Nesse mesmo período, na região sul do estado maranhense, alto sertão, mais especificamente no município de Grajaú, nasceu João Viana Guará, aos seis de outubro de 1916. Filho de José Pereira Guará e Amélia Viana Guará ambos residentes ali. Fez os primeiros estudos em sua terra natal, onde, desde cedo, mostrava pendor para as letras.

Durante seus anos escolares, em Grajaú, pouco se sabe da infância do poeta, entretanto, valem as palavras de seu amigo de estudos secundários, Antônio de Oliveira, que o descrevera com bastante maestria: “[…] Sua infância deve ter transcorrido como a de todos os garotos do interior maranhense: armando arapucas para pegar jaós, nambus e perdizes, caçando, de bodoque em punho, pequenos animais e banhando-se nas lagoas e riachos […]”. Por conseguinte, passado essa efemeridade e com o intuito de dar continuidade aos estudos, decide morar em São Luís. Matricula-se na escola Arimatéia Cisne, depois, no Ateneu Teixeira Mendes.

Viana Guará, nessa fase da vida, já escrevia e declamava seus poemas “saudosos” sobre sua distante terra natal, nos encontros que tinha com amigos após as aulas, no Largo do Carmo, onde se reuniam estudantes de várias escolas para conversas compridas na companhia de cigarros e poesias. Consequentemente, após esta época vindoura e ao término do curso ginasial, o poeta percebe que é hora de dar mais um passo em sua vida. Muda-se para Recife, PE, com o intuito de fazer-se advogado. A escolha da instituição universitária é simples: queria adquirir conhecimentos onde alguns dos seus grandes ídolos da literatura nacional haviam estudado ou lecionado – Tobias Barreto, Fagundes Varela, Castro Alves.

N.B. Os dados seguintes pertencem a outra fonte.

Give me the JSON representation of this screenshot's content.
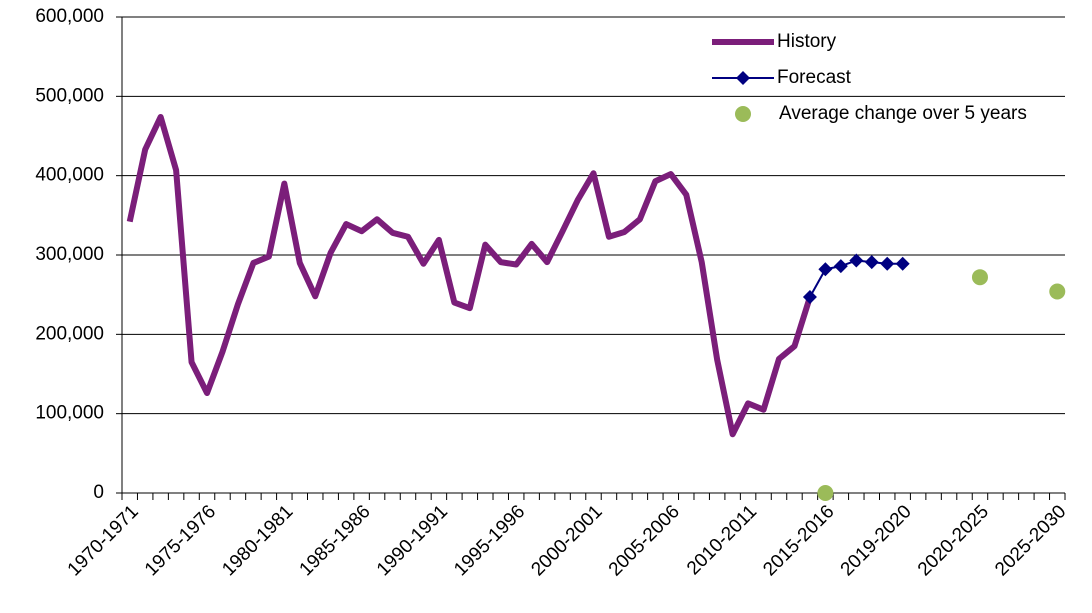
{
  "chart_data": {
    "type": "line",
    "categories": [
      "1970-1971",
      null,
      null,
      null,
      null,
      "1975-1976",
      null,
      null,
      null,
      null,
      "1980-1981",
      null,
      null,
      null,
      null,
      "1985-1986",
      null,
      null,
      null,
      null,
      "1990-1991",
      null,
      null,
      null,
      null,
      "1995-1996",
      null,
      null,
      null,
      null,
      "2000-2001",
      null,
      null,
      null,
      null,
      "2005-2006",
      null,
      null,
      null,
      null,
      "2010-2011",
      null,
      null,
      null,
      null,
      "2015-2016",
      null,
      null,
      null,
      null,
      "2019-2020",
      null,
      null,
      null,
      null,
      "2020-2025",
      null,
      null,
      null,
      null,
      "2025-2030"
    ],
    "series": [
      {
        "name": "History",
        "color": "#7b1e7a",
        "marker": "none",
        "values": [
          342000,
          433000,
          474000,
          407000,
          165000,
          126000,
          178000,
          238000,
          290000,
          298000,
          390000,
          290000,
          248000,
          303000,
          339000,
          330000,
          345000,
          328000,
          323000,
          289000,
          319000,
          240000,
          233000,
          313000,
          291000,
          288000,
          314000,
          291000,
          330000,
          370000,
          403000,
          323000,
          329000,
          345000,
          393000,
          402000,
          376000,
          291000,
          168000,
          74000,
          113000,
          105000,
          169000,
          185000,
          247000,
          null,
          null,
          null,
          null,
          null,
          null,
          null,
          null,
          null,
          null,
          null,
          null,
          null,
          null,
          null,
          null
        ]
      },
      {
        "name": "Forecast",
        "color": "#000080",
        "marker": "diamond",
        "values": [
          null,
          null,
          null,
          null,
          null,
          null,
          null,
          null,
          null,
          null,
          null,
          null,
          null,
          null,
          null,
          null,
          null,
          null,
          null,
          null,
          null,
          null,
          null,
          null,
          null,
          null,
          null,
          null,
          null,
          null,
          null,
          null,
          null,
          null,
          null,
          null,
          null,
          null,
          null,
          null,
          null,
          null,
          null,
          null,
          247000,
          282000,
          286000,
          293000,
          291000,
          289000,
          289000,
          null,
          null,
          null,
          null,
          null,
          null,
          null,
          null,
          null,
          null
        ]
      },
      {
        "name": "Average change over 5 years",
        "color": "#9bbb59",
        "marker": "dot",
        "values": [
          null,
          null,
          null,
          null,
          null,
          null,
          null,
          null,
          null,
          null,
          null,
          null,
          null,
          null,
          null,
          null,
          null,
          null,
          null,
          null,
          null,
          null,
          null,
          null,
          null,
          null,
          null,
          null,
          null,
          null,
          null,
          null,
          null,
          null,
          null,
          null,
          null,
          null,
          null,
          null,
          null,
          null,
          null,
          null,
          null,
          0,
          null,
          null,
          null,
          null,
          null,
          null,
          null,
          null,
          null,
          272000,
          null,
          null,
          null,
          null,
          254000
        ]
      }
    ],
    "ylim": [
      0,
      600000
    ],
    "yticks": [
      0,
      {
        "value": 100000,
        "label": "100,000"
      },
      {
        "value": 200000,
        "label": "200,000"
      },
      {
        "value": 300000,
        "label": "300,000"
      },
      {
        "value": 400000,
        "label": "400,000"
      },
      {
        "value": 500000,
        "label": "500,000"
      },
      {
        "value": 600000,
        "label": "600,000"
      }
    ],
    "grid": true,
    "legend": "top-right"
  }
}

Sua terra, infância, costumes, saudades, amigos, o rio e escritores nacionais foram fatores que influenciaram, mais do que nunca, o escritor em sua arte, que se mostra, às vezes, de exaltação: “Grajaú. Velho atalaia dos sertões/ beijando o panorama da cidade/ desliza-se cantando mil corações/ e encerrando o poema da cidade…”, noutras, bem saudosistas “ É triste viver longe/ Enamorado de belezas já fui/ Os passarinhos/ sentem no meu cantar de apaixonado/ muitas saudades dos ditosos ninhos.” Contudo, por ironia do destino, assim como Álvares de Azevedo, principal poeta ultra-romântico brasileiro, nosso conterrâneo tem de interromper o curso de Direito, no terceiro ano, por moléstia. Por conta disso regressa a Grajaú para não mais sair, pois as complicações levaram-no ao falecimento, aos 24 anos de idade.

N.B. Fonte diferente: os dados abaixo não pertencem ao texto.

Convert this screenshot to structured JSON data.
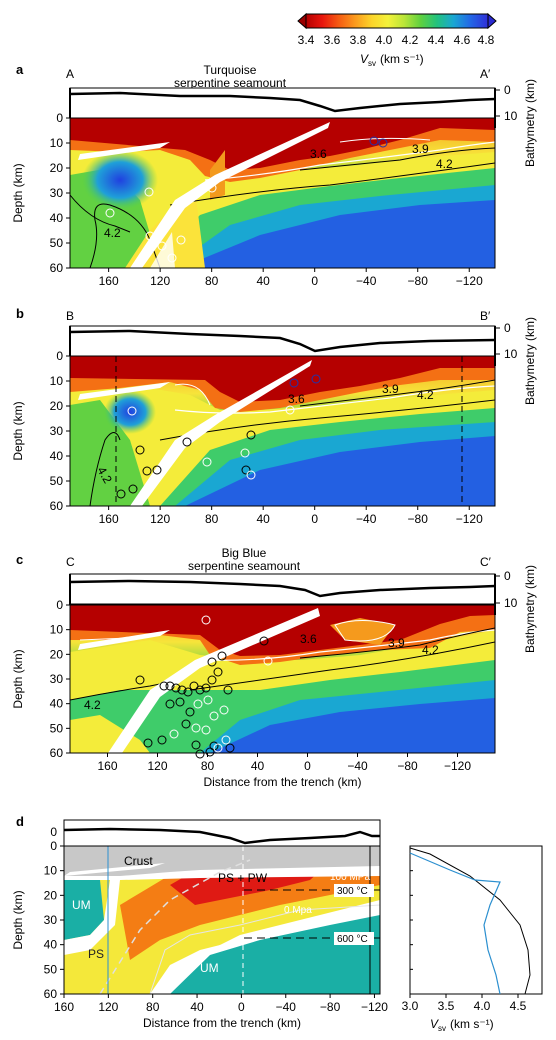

Capa do livro Poeira Dourada

“Poeira Dourada”
É uma obra “post mortem” que visa atender ao pedido de Viana Guará em um de seus escritos “Buscai um dia os meus papéis dispersos […] encontrareis de certo uns trapos e entre as traças vereis, desses farrapos, a poeira dourada de meus versos.” ( este poema encontra-se na íntegra, logo abaixo) O livro é composto por prosa e poesia, esta a maior parte, na qual predominam alguns sonetos que foram criados durante o curso da enfermidade do autor.

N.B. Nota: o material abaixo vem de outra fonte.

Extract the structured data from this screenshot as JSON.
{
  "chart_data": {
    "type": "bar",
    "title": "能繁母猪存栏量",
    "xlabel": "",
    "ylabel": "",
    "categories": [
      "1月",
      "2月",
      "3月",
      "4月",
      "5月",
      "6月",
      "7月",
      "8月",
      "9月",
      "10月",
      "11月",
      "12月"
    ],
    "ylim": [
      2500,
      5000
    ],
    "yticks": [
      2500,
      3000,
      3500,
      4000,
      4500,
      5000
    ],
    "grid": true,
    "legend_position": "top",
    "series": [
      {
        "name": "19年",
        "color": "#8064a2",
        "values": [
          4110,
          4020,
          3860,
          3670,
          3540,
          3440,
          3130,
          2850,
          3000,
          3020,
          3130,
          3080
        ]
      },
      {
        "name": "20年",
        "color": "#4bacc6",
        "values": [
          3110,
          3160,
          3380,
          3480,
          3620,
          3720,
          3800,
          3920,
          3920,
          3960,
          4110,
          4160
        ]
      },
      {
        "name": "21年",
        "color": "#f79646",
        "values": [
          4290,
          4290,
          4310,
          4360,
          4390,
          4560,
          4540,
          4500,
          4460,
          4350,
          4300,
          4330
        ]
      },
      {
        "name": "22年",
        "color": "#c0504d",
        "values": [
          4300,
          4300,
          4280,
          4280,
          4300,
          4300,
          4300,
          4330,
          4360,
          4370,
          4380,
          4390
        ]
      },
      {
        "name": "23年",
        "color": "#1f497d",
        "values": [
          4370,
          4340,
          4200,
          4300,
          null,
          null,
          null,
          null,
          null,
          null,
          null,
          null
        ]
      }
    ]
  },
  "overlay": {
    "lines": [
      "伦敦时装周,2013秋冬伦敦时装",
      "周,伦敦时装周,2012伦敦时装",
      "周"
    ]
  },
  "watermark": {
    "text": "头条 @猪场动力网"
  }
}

Percebe-se claramente nas poesias de Viana Guará suas múltiplas experiências de vida, paradoxalmente num curto espaço de tempo. Teve experiências com: a morte – “Morto meu pai, – o meu maior amigo, que foi também meu carinhoso abrigo para aventura dos primeiros anos […]”; a saudade – “Berço! Terra das minhas ilusões […] saudoso ninho de felicidade.”; o amor – “Amo-te, oh cor das láteas nebulosas/ Entre lençóis de espumas, guirlandadas […]”; a arte – “Ser poeta é ser um mártir, ser ditoso/ é viver n´asa dum padecimento […]”; a despedida – “Adeus, adeus, eu vou partir chorando/ não mais verei o teu semblante amigo […]” etc. Ou seja, apesar de cedo ter cerrado os olhos para vida, não lhe faltaram inspirações poéticas.

Poema retirado da obra Poeira Dourada de Viana Guará
Grajaú
Estradas abertas nos desvãos sombrios
Entre coivaras, tucuru´s e caçapavas,
Acordando às manhãs
Com o matraquear das tropas
E o estalejar das tacas,
Visando, nas quebradas dos lubungos, a grinalda cinzenta de poeira,
O rastejador constante dos tropeiros:
– Eis minha terra!
Cantigas de xexéus e jaçanãs a beira de irapós
Vigilengas rústicas dormindo
À sombra das palmeiras.
As correrias dos titãs do aboio
Vestidos nos gibões de couro cru…
Asa procissões de igarités, rasgando
O segredo do rio,
Entre as cantigas tristes dos vareiros;
A rebeldia das itaipavas:
– Eis minha terra!
A igreja festejada de andorinhas,
  
Com um velho sino,
Nos altos da cidade, entre verdores,
De mangueirais, oitis e amendoeiras,
Pitombeira, – Tarrafa, Porto Grande
 Madeira, Tresidela,
E a rua da aldeinha, em reboliço,
A vareiama que chegou cansada
Bebendo pinga nas tavernas:
                                            
 – Eis minha terra!                                                
Outrora a história triste de cangaço,
As lendas das tocaias…
Malocas agrupadas para guerras
Com pontas e batins nas canajubas…
Hoje, a vertigem de um comércio impera
Deixando nas rechãs, nos tabuleiros,
A sinfonia máxima do progresso,
O ritmo mecânico da vida:  – Eis minha terra!
Recebe, ó minha terra, do teu filho
O canto da saudade…
Canoeiros, flecheiros, meus irmãos,
Sinto o calor de vossas atitudes,
Pois minha alma cabocla
Guarda, latente, a audácia dos timbiras
E a timidez dos índios guajajaras!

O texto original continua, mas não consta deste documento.